Let's take these one at a time.
Making Death Saves is not the same as Dying
Let's look at the actual rules for dying...
Massive damage can kill you instantly. When damage reduces you to 0 hit points and there is damage remaining, you die if the remaining damage equals or exceeds your hit point maximum.
[...]
If damage reduces you to 0 hit points and fails to kill you, you fall unconscious. [...] Whenever you start your turn with 0 hit points, you must make a special saving throw, called a death saving throw, to determine whether you creep closer to death or hang onto life. [...] On your third success, you become stable (see below).

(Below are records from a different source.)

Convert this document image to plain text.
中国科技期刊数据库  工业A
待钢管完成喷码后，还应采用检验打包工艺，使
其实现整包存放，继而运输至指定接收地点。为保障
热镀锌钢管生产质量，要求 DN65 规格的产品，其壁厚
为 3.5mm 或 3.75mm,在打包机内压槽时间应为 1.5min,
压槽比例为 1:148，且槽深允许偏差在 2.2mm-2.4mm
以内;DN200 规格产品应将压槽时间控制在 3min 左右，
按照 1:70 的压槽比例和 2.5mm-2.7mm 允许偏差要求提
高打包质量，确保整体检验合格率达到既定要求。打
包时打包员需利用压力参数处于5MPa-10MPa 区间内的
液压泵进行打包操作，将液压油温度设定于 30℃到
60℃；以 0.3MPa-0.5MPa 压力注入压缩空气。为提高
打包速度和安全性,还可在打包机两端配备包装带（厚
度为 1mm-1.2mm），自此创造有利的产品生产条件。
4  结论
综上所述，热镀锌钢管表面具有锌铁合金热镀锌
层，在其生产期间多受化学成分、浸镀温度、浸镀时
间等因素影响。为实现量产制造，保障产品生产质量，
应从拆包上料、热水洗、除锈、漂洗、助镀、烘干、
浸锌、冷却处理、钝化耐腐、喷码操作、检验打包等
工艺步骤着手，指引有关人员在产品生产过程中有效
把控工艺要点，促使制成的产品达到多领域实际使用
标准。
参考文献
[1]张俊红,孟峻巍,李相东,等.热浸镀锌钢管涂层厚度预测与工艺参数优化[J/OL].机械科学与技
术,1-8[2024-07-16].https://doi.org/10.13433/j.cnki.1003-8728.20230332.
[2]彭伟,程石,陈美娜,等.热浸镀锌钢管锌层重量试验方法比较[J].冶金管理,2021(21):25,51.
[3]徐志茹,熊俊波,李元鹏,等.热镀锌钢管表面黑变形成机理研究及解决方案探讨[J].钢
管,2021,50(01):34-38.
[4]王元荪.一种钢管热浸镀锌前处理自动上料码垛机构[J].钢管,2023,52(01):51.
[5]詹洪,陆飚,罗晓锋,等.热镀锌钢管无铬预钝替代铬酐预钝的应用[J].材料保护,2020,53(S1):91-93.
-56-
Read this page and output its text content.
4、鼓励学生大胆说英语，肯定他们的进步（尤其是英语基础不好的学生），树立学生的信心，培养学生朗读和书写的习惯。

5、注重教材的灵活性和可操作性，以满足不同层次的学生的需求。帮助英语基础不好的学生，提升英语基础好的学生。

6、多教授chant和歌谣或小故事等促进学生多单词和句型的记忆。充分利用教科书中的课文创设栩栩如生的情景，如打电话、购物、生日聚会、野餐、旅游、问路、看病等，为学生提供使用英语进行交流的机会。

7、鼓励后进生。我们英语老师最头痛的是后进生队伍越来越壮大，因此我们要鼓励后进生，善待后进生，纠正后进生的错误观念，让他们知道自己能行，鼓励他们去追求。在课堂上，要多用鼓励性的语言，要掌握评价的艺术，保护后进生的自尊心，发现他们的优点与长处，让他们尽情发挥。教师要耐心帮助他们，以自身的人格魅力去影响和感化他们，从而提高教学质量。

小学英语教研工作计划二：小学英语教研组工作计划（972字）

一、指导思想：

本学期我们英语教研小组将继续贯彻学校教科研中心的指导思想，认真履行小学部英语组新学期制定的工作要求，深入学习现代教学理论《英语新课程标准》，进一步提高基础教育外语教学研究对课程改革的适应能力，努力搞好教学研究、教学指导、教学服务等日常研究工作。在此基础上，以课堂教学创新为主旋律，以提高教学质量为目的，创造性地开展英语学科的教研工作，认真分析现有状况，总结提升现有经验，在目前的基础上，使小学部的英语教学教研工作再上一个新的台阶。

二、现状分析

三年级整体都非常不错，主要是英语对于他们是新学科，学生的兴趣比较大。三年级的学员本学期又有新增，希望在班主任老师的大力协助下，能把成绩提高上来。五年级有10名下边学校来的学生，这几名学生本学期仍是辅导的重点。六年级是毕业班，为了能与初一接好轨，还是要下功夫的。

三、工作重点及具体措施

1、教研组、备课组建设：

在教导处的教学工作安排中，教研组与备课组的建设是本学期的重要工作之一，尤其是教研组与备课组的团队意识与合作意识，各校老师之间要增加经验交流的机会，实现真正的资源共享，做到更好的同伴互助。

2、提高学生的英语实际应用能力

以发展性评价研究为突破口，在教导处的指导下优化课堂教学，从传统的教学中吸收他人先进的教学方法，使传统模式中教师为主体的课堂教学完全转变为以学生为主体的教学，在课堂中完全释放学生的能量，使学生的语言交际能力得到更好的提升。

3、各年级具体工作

On your third failure, you die.
As this rather clearly lays out, you "Die" only when you have failed 3 Death Saving Throws or taken Massive Damage. So, your Homunculous will die when you die, as laid out in the rules. Hitting 0 HP is not dead.
Homunculi can still be 'killed' normally
There are three general policies to keep in mind when examining D&D's rules.
- There are no 'secret rules,' if something does a thing--it will say so.
- Specific statements override general statements.
- When in doubt, use plain English to interpret a rule.
So, if we look at the Homunculous and the Create Homunculous spell, it says...
it dies if you die
It does not say "It dies only if you die." The actual statement is one-way causal... "If you die, then your homunculous dies, too." If it meant to say that your homunculous is functionally immortal as long as you're still alive, then it would say so.
This is roughly analogous to a statement like: "If you run your car into a tree, it will be damaged." Such a statement definitely does not imply that your car can only be damaged by running it into a tree.
Given the lack of a specific statement that says a Homunculous cannot be killed as long as its master lives, then the general rule of how things die applies to it. It just has an extra thing that can kill it, in the form of its master dying.